Schliesslich gebe es die, die ins Unterengadin kommen, um hier zu leben. Ich mache mich auf die Suche nach denen, die kamen, um zu bleiben – nach den Geschichten von Einheimischen und Engadin-Neuanfängern.

Verliebt in Lavin

Einer der «Dienstältesten» derer, die kamen, um zu bleiben, ist Hans Schmid. In Lavin betreibt er das Hotel «Piz Linard». Er kam aus St. Gallen in die Ferien nach Guarda, fuhr mit dem Mountain-Bike durch Lavin und verliebte sich ins Dorf.

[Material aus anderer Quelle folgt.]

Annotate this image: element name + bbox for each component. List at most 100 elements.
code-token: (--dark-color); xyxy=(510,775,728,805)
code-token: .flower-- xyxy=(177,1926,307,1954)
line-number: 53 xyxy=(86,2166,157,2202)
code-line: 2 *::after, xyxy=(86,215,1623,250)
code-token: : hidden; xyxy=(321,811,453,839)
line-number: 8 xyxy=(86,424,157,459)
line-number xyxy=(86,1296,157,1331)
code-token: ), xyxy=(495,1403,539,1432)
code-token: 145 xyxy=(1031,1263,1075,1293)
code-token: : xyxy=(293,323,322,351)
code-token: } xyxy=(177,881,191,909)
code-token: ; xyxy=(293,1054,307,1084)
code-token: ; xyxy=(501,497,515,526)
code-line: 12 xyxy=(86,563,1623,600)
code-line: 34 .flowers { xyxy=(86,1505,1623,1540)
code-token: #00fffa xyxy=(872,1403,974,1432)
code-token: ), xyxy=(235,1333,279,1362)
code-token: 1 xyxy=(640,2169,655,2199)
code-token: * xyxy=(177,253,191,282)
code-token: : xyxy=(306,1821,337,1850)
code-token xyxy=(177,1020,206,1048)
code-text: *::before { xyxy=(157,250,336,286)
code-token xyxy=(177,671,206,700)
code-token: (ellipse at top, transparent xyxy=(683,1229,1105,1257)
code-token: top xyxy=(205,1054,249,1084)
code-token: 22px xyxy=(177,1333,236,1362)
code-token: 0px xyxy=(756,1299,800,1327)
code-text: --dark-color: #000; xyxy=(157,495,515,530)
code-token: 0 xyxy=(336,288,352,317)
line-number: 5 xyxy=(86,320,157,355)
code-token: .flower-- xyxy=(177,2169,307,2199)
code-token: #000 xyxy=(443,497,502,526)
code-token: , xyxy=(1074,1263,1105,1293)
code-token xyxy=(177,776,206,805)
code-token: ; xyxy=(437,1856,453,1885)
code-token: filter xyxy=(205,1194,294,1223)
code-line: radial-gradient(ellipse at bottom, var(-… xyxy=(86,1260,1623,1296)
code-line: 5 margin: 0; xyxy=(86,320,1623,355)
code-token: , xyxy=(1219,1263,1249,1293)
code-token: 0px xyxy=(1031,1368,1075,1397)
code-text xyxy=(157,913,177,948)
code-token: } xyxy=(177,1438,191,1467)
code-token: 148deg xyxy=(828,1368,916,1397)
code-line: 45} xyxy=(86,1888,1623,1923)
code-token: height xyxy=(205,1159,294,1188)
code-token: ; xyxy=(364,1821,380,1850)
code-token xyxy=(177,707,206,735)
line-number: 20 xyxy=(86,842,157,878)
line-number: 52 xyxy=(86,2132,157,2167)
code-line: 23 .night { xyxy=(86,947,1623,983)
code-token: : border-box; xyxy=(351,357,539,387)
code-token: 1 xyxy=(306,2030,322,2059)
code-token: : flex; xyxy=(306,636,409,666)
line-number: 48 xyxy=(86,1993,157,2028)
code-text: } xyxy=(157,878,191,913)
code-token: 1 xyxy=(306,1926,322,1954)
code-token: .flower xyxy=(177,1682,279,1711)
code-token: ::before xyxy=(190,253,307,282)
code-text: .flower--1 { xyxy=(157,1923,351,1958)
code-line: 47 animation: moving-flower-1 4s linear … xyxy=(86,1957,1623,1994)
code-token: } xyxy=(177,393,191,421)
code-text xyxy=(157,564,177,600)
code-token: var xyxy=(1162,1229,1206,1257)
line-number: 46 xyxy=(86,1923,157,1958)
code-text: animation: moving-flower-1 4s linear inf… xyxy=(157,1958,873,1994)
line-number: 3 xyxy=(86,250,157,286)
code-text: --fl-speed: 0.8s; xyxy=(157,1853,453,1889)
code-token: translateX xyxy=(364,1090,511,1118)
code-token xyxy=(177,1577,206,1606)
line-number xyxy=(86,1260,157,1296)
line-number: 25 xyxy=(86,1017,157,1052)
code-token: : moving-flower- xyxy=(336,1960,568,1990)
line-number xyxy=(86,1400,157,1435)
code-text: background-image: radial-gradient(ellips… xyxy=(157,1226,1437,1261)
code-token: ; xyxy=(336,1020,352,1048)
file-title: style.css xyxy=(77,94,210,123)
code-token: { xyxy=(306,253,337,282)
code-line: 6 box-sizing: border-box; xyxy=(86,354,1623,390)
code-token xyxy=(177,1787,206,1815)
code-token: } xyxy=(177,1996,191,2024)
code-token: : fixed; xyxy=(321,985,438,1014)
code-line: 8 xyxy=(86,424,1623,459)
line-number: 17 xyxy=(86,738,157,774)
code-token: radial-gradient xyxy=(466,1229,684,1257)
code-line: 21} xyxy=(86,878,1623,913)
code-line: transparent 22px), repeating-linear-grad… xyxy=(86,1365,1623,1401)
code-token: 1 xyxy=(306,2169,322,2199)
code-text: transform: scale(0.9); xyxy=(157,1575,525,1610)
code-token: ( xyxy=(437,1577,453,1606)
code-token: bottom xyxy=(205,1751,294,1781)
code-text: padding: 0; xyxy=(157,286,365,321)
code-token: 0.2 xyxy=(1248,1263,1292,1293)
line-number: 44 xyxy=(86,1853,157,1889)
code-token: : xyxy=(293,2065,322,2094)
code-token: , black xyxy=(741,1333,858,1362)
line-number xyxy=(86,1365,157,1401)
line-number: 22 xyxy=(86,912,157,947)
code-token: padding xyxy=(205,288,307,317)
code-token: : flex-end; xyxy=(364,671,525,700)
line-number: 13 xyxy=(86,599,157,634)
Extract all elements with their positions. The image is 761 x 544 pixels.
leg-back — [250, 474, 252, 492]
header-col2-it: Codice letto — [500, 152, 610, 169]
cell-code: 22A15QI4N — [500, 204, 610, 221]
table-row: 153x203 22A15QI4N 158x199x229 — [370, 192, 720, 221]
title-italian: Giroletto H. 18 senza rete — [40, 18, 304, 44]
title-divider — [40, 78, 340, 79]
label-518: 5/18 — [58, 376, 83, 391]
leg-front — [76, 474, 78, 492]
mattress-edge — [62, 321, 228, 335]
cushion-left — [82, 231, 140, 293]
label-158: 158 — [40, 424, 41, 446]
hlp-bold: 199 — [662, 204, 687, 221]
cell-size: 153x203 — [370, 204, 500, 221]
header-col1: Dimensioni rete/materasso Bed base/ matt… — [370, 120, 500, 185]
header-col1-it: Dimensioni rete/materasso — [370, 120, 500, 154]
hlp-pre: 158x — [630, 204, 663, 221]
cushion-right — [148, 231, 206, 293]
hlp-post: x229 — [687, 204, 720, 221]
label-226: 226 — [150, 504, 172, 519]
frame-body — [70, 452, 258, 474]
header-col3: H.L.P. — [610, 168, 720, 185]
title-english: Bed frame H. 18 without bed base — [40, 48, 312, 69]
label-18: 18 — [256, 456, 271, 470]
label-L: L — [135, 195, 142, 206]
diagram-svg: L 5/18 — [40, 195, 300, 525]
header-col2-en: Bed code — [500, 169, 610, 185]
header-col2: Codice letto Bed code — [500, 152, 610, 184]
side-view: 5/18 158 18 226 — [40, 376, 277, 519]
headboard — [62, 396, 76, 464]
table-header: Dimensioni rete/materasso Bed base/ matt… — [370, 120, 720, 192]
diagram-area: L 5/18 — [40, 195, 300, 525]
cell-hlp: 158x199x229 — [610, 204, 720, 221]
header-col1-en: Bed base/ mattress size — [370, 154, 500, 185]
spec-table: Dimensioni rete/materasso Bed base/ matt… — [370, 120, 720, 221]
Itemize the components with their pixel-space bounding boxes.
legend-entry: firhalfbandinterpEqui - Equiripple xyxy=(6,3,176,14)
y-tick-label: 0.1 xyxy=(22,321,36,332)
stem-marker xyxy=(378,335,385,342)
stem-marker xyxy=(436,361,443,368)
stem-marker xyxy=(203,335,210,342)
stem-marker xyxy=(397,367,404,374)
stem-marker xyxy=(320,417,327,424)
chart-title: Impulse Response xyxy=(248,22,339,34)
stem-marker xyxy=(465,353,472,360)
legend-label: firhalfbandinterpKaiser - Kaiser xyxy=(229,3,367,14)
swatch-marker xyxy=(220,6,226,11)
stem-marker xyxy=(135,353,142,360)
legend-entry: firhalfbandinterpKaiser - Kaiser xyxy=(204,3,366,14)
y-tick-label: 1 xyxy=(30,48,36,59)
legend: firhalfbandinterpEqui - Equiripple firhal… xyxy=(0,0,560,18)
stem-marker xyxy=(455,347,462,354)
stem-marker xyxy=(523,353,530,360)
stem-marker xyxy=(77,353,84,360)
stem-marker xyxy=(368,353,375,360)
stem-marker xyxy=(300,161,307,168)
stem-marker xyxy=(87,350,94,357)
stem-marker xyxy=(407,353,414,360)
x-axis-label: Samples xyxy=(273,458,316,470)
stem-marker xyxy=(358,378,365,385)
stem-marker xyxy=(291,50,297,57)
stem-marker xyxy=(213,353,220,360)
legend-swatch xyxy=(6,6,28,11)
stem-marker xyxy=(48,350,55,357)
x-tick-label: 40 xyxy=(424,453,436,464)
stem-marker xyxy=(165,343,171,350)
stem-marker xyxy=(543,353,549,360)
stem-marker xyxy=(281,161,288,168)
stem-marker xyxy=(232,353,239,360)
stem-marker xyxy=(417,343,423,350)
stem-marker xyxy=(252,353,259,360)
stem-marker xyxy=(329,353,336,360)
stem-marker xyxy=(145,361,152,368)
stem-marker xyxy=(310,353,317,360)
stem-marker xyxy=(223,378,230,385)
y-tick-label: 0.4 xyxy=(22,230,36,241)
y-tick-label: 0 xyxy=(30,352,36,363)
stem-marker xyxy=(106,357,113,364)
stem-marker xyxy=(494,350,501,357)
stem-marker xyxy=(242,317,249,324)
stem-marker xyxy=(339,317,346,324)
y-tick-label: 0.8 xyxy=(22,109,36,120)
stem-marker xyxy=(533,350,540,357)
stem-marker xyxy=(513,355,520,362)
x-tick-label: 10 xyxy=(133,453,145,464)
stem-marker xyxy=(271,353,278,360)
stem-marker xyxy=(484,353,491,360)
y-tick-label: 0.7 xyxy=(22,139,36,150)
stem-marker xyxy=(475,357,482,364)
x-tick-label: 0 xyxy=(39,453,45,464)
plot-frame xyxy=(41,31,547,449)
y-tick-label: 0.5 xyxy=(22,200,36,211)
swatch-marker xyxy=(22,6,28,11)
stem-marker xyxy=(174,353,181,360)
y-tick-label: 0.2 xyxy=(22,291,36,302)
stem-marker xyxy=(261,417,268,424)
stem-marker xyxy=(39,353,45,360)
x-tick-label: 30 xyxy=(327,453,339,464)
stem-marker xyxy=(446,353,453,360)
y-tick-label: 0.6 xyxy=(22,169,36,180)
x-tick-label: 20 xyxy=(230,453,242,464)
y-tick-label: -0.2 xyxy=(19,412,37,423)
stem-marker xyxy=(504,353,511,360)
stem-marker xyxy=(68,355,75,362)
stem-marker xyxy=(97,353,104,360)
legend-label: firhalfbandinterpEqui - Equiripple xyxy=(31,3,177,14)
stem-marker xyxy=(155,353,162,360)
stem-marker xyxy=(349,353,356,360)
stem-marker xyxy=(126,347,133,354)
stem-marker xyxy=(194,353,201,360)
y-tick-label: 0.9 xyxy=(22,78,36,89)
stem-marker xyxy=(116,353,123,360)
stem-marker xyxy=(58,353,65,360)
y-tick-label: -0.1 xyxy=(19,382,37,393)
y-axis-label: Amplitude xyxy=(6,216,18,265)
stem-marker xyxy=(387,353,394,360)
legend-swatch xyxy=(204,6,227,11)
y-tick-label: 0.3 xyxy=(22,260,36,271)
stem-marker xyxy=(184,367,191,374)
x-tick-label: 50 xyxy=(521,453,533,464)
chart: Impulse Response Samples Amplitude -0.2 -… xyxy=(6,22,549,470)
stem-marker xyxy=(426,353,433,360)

Schlanker Mann mit dunklem Haar auf altem Sofa, ein Bein angewinkelt. In Raum aus Holz, rechts Kamin.
Legende: Um wieder selbst Ideen zu verwirklichen, zog Hans Schmid ins Bergdorf. Hier kann er gestalten. zvg / Hans Schmid, Lavin

Zuhause in St. Gallen war er Leiter des kantonalen Kulturamts. Er förderte Kultur, konnte zahlen, aber nichts gestalten. In Lavin gab es viel zu gestalten. Allein, es fehlte das Geld. Eine Totalsanierung war angezeigt.

Seine Altersvorsorge hat er aufgelöst, Gelder aufgetrieben. Mittendrin verliess ihn sein Architekt. «In der grössten Not hatte ich den besten Einfall», sagt er. Statt Geld zu sparen, gab er es richtig aus und liess die Eckzimmer seines Hotels von Künstlern gestalten, was ihm überregionale Presse einbrachte, «unbezahlte PR zuhauf», und zum Durchbruch verhalf. Unter anderem brachte es ihm die Auszeichnung «Historisches Hotel des Jahres 2018».

Raum mit gewölbter, weisser Decke. Hintere Wand aus rohem Stein, alte Holztüren. Neuer Holzboden, Ledersessel, Bücher.
Legende: Weg von Spannteppichen, hin zum Schlichten – wie hier in der Bibliothek: Hans Schmid holte das Linard Lavin Haus aus den 1980er-Jahren. Linard Lavin / Markus Wicki

Probleme machen erfinderisch

Dann kam die nächste Herausforderung: fehlendes Personal. Und mit ihr die nächste Idee: Er engagierte Talente ohne Diplom. Junge Menschen, die sich mit seinem Projekt identifizieren. Vom Mittelmeer und aus dem Balkan. Geflüchtete aus Tibet und Afghanistan. Sie machen die Seele seines Hauses aus. Ausbildung «on the job», zum vollen Lohn.

Foto von mehreren Häusern, alle in Blockform, flache Dächer. Weisslich bis gelb. Im Hintergrund Wiesen und Wald.
Legende: Die Sanierung des «Piz Linard» war komplexer als gedacht. Die Probleme häuften sich – beispielsweise der Brandschutz. Linard Lavin / Markus Wicki

Sie sind Teil des Dorfes, arbeiten und leben hier das ganze Jahr. Aber eine Herausforderung bleibt: Sie brauchen eine einfache günstige Wohnung. Doch der Markt ist ausgetrocknet, die Mieten teuer.

«Ich betreibe heute weit mehr Diplomatie als seinerzeit in kantonalen Diensten: Fundraising ohne Ende. Gesuche an Berghilfe, Kanton und Gemeinde. Jahresberichte und VR-Protokolle. Das ruft nach einem Gegenpol».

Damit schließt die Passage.